[PATCH] sched: make sure busiest group and run queue are pullable

From: Peter Williams
Date: Fri Mar 24 2006 - 22:41:28 EST


Peter Williams wrote:
Peter Williams wrote:
Siddha, Suresh B wrote:
more issues with smpnice patch...

a) consider a 4-way system (simple SMP system with no HT and cores) scenario
where a high priority task (nice -20) is running on P0 and two normal
priority tasks running on P1. load balance with smp nice code
will never be able to detect an imbalance and hence will never move one of the normal priority tasks on P1 to idle cpus P2 or P3.

Why?

OK, I think I know why. The load balancing code will always decide that P0 is the busiest CPU, right?

Attached is a patch that addresses this problem. The strategies employed are:

1. for find_busiest_group() only consider groups that have at least one CPU with more than one task running as candidates for "busiest", and

2. for find_busiest_queue() only consider queues that have more than one running tasks as candidates for "busiest".

I think that the overhead gains from earlier abandonment of load balancing attempts that would eventually (most probably -- see next paragraph) be abandoned anyway will compensate for the extra overhead introduced in these functions.

I think that the only likely behavioural changes for an all tasks have nice==0 system is that without these checks there is a small chance that a "busiest" that only has one runnable task (and for which move_tasks() would eventually not move any tasks) when these tests are made may actually acquire extra runnable tasks before the locks are taken in preparation for calling move_tasks() and, therefore, load balancing may actually take place. I think that this effect can be safely ignored.

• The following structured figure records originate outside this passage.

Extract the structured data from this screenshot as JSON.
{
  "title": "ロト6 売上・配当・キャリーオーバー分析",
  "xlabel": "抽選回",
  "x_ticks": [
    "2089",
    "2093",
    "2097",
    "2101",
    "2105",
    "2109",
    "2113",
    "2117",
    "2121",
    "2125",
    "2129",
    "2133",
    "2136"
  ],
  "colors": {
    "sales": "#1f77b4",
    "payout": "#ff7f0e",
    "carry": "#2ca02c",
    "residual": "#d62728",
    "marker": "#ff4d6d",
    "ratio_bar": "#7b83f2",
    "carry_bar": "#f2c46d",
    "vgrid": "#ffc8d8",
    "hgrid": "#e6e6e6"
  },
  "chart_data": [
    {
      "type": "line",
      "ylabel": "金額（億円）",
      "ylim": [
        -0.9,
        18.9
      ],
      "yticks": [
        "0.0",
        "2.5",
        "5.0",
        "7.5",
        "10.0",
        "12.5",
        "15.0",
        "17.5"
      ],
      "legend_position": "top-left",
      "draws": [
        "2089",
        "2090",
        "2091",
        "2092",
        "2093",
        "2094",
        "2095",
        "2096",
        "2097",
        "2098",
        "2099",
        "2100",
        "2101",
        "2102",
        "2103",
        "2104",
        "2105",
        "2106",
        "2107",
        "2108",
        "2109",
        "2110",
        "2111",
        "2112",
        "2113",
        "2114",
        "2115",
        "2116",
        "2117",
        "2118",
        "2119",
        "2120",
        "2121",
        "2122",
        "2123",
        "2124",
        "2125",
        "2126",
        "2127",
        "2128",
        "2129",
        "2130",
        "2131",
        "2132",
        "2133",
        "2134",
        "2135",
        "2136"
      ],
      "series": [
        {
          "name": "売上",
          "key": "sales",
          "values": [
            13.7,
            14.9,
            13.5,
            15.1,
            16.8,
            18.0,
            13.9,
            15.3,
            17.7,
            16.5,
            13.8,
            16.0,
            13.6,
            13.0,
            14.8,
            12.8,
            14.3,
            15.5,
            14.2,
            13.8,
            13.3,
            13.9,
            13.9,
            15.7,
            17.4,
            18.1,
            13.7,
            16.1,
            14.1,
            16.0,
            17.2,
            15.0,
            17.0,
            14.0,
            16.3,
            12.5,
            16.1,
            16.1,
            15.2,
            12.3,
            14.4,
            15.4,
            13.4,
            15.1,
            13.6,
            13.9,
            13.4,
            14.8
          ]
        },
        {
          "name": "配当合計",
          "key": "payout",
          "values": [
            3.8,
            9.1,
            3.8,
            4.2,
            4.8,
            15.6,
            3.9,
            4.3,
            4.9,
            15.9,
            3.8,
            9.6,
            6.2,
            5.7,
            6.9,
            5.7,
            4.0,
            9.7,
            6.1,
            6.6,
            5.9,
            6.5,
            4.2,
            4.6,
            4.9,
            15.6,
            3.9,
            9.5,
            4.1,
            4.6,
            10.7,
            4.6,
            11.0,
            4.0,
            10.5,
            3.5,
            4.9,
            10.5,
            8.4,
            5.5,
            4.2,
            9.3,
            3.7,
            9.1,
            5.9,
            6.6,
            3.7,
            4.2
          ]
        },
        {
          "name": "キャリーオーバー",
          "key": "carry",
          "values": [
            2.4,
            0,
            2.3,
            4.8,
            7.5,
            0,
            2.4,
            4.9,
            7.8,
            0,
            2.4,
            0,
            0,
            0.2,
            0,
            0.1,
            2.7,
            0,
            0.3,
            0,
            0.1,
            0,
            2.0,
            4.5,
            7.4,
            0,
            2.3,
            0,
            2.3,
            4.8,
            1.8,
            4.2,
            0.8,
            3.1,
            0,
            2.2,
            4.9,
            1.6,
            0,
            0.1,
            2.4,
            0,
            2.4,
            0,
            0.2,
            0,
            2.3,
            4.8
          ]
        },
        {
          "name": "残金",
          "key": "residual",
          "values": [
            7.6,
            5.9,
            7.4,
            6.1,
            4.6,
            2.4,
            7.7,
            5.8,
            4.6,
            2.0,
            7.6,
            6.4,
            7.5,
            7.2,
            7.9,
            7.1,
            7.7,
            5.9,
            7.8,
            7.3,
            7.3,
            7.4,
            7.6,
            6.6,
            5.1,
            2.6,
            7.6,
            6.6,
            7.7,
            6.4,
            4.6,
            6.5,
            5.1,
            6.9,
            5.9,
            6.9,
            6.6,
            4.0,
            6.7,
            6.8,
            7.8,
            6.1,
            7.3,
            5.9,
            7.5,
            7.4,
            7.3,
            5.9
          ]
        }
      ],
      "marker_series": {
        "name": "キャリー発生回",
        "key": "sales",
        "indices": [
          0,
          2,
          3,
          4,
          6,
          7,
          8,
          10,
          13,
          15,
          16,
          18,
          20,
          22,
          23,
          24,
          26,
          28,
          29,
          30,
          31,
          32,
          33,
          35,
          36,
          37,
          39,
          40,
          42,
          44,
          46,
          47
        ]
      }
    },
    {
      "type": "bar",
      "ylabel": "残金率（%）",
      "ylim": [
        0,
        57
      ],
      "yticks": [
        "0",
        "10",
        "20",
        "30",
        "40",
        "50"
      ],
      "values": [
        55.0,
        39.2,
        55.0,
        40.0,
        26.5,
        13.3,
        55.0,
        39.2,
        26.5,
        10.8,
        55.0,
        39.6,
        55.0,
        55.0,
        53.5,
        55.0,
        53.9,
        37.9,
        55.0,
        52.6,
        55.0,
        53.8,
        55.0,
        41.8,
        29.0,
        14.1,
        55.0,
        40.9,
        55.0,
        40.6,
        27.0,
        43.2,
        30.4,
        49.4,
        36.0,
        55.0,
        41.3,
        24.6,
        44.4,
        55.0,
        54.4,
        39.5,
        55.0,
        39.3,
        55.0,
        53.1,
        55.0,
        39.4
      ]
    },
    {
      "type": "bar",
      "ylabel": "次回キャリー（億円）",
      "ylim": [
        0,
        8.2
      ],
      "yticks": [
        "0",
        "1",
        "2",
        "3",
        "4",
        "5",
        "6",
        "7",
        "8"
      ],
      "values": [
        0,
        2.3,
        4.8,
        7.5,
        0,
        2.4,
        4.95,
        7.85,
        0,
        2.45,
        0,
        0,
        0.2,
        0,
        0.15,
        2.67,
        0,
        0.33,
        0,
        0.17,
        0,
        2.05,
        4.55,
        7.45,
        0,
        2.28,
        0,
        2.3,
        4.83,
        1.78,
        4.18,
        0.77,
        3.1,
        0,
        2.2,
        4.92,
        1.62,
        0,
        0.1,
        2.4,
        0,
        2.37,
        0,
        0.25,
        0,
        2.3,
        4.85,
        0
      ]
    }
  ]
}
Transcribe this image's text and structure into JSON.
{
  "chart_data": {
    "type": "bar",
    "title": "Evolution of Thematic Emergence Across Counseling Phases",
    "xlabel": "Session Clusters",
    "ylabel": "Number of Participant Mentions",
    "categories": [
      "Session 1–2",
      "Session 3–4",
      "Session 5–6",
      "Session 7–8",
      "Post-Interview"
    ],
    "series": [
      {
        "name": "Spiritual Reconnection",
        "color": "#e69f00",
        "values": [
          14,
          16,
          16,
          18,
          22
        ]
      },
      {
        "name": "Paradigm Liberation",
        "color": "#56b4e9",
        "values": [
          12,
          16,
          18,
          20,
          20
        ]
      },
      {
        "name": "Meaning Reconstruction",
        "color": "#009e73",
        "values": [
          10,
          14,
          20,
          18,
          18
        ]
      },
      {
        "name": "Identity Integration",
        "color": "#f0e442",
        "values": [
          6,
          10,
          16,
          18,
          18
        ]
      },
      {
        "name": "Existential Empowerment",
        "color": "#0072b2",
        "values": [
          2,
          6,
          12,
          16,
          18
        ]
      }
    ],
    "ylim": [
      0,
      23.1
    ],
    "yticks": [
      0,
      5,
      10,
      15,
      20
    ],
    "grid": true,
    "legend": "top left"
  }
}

Signed-off-by: Peter Williams <pwil3058@xxxxxxxxxxxxxx>

Peter
--
Peter Williams pwil3058@xxxxxxxxxxxxxx

"Learning, n. The kind of ignorance distinguishing the studious."
-- Ambrose Bierce
Index: MM-2.6.X/kernel/sched.c
===================================================================
--- MM-2.6.X.orig/kernel/sched.c 2006-03-25 13:43:06.000000000 +1100
+++ MM-2.6.X/kernel/sched.c 2006-03-25 13:56:37.000000000 +1100
@@ -2115,6 +2115,7 @@ find_busiest_group(struct sched_domain *
int local_group;
int i;
unsigned long sum_nr_running, sum_weighted_load;
+ unsigned int nr_loaded_cpus = 0; /* where nr_running > 1 */

local_group = cpu_isset(this_cpu, group->cpumask);

@@ -2135,6 +2136,8 @@ find_busiest_group(struct sched_domain *

avg_load += load;
sum_nr_running += rq->nr_running;
+ if (rq->nr_running > 1)
+ ++nr_loaded_cpus;
sum_weighted_load += rq->raw_weighted_load;
}

@@ -2149,7 +2152,7 @@ find_busiest_group(struct sched_domain *
this = group;
this_nr_running = sum_nr_running;
this_load_per_task = sum_weighted_load;
- } else if (avg_load > max_load) {
+ } else if (nr_loaded_cpus && avg_load > max_load) {
max_load = avg_load;
busiest = group;
busiest_nr_running = sum_nr_running;
@@ -2258,16 +2261,16 @@ out_balanced:
static runqueue_t *find_busiest_queue(struct sched_group *group,
enum idle_type idle)
{
- unsigned long load, max_load = 0;
- runqueue_t *busiest = NULL;
+ unsigned long max_load = 0;
+ runqueue_t *busiest = NULL, *rqi;
int i;

for_each_cpu_mask(i, group->cpumask) {
- load = weighted_cpuload(i);
+ rqi = cpu_rq(i);

- if (load > max_load) {
- max_load = load;
- busiest = cpu_rq(i);
+ if (rqi->nr_running > 1 && rqi->raw_weighted_load > max_load) {
+ max_load = rqi->raw_weighted_load;
+ busiest = rqi;
}
}